Fact Checks on Palins New Book
November 19, 2009 by admin · Leave a Comment

The differences in statements and fact in her book are not as contradictory as most people would have expected. Though there are some caveats.
Fact-checking Sarah Palin
Here are some of former vice presidential candidate and Alaska Gov. Sarah Palin’s claims in “Going Rogue,” her new book released this week:
Frugal Governor
Palin: Says she made frugality a point when traveling on state business as Alaska governor, asking “only” for reasonably priced rooms and not “often” going for the “high-end, robe-and-slippers” hotels.
Facts: Although travel records show she usually opted for less-pricey hotels while governor, Palin and daughter Bristol stayed five days and four nights at the $707.29-per-night Essex House luxury hotel (robes and slippers come standard) overlooking New York City’s Central Park for a five-hour women’s leadership conference in October 2007. With airfare, the cost to Alaska was well over $3,000.
Campaign Donors
Palin: Boasts that she ran her campaign for governor on small donations, mostly from first-time givers, and turned back large checks from big donors if her campaign perceived a conflict of interest.
Facts: Of the roughly $1.3 million she raised for her primary and general election campaigns for governor, more than half came from people and political action committees giving at least $500. She accepted $1,000 each from a state senator and his wife, and $30 from a state representative in the weeks after the two Republican lawmakers’ offices were raided by the FBI as part of an investigation into a powerful Alaska oil-field services company.
Federal Bailouts
Palin: Rails against taxpayer-financed bailouts, which she attributes to President Obama. She recounts telling daughter Bristol that to succeed in business, “you’ll have to be brave enough to fail.”

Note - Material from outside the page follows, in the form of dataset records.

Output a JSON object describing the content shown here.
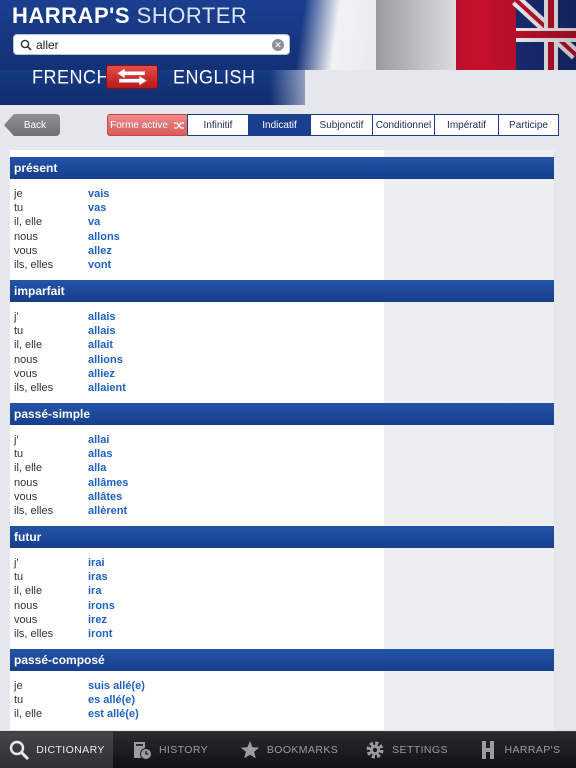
{
  "header": {
    "brand_bold": "HARRAP'S",
    "brand_light": "SHORTER",
    "search_value": "aller",
    "lang_from": "FRENCH",
    "lang_to": "ENGLISH"
  },
  "controls": {
    "back_label": "Back",
    "forme_label": "Forme active",
    "tabs": [
      "Infinitif",
      "Indicatif",
      "Subjonctif",
      "Conditionnel",
      "Impératif",
      "Participe"
    ],
    "active_tab": "Indicatif"
  },
  "sections": [
    {
      "title": "présent",
      "rows": [
        [
          "je",
          "vais"
        ],
        [
          "tu",
          "vas"
        ],
        [
          "il, elle",
          "va"
        ],
        [
          "nous",
          "allons"
        ],
        [
          "vous",
          "allez"
        ],
        [
          "ils, elles",
          "vont"
        ]
      ]
    },
    {
      "title": "imparfait",
      "rows": [
        [
          "j'",
          "allais"
        ],
        [
          "tu",
          "allais"
        ],
        [
          "il, elle",
          "allait"
        ],
        [
          "nous",
          "allions"
        ],
        [
          "vous",
          "alliez"
        ],
        [
          "ils, elles",
          "allaient"
        ]
      ]
    },
    {
      "title": "passé-simple",
      "rows": [
        [
          "j'",
          "allai"
        ],
        [
          "tu",
          "allas"
        ],
        [
          "il, elle",
          "alla"
        ],
        [
          "nous",
          "allâmes"
        ],
        [
          "vous",
          "allâtes"
        ],
        [
          "ils, elles",
          "allèrent"
        ]
      ]
    },
    {
      "title": "futur",
      "rows": [
        [
          "j'",
          "irai"
        ],
        [
          "tu",
          "iras"
        ],
        [
          "il, elle",
          "ira"
        ],
        [
          "nous",
          "irons"
        ],
        [
          "vous",
          "irez"
        ],
        [
          "ils, elles",
          "iront"
        ]
      ]
    },
    {
      "title": "passé-composé",
      "rows": [
        [
          "je",
          "suis allé(e)"
        ],
        [
          "tu",
          "es allé(e)"
        ],
        [
          "il, elle",
          "est allé(e)"
        ]
      ]
    }
  ],
  "tabbar": [
    {
      "label": "DICTIONARY",
      "icon": "magnifier-icon",
      "active": true
    },
    {
      "label": "HISTORY",
      "icon": "history-book-icon",
      "active": false
    },
    {
      "label": "BOOKMARKS",
      "icon": "star-icon",
      "active": false
    },
    {
      "label": "SETTINGS",
      "icon": "gear-icon",
      "active": false
    },
    {
      "label": "HARRAP'S",
      "icon": "harraps-h-icon",
      "active": false
    }
  ],
  "colors": {
    "accent": "#1b3f8f",
    "form_text": "#1f62c0",
    "forme_button": "#d85b5b"
  }
}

Facts: Palin blurs the lines between Obama’s stimulus plan – a $787 billion package of tax cuts, state aid, social programs and government contracts – and the federal bailout that Republican presidential candidate John McCain voted for and President George W. Bush signed.
Conflicts of Interest
Palin: Writes about a city councilman in Wasilla, Alaska, who owned a garbage truck company and tried to push through an ordinance requiring residents of new subdivisions to pay for trash removal instead of taking it to the dump for free – this to illustrate her stance against conflicts of interest as a public servant.
Facts: As Wasilla mayor, Palin pressed for a zoning exception so she could sell her family’s $327,000 house, then did not keep a promise to remove a potential fire hazard on the property. She asked the City Council to loosen rules for snowmobile races when she and her husband owned a snowmobile store. But she stepped away from the table in 1997 when the council considered a grant for the Iron Dog snowmobile race in which her husband competes.
Climate Change
Palin: Says Obama has admitted that the climate change policy he seeks will cause people’s electricity bills to “skyrocket.”
Facts: She correctly quotes a comment attributed to Obama in January 2008, when he told San Francisco Chronicle editors that under his cap-and-trade climate proposal, “electricity rates would necessarily skyrocket” as utilities are forced to retrofit coal-burning power plants to reduce carbon dioxide emissions. Obama now argues that climate legislation can blunt the cost to consumers.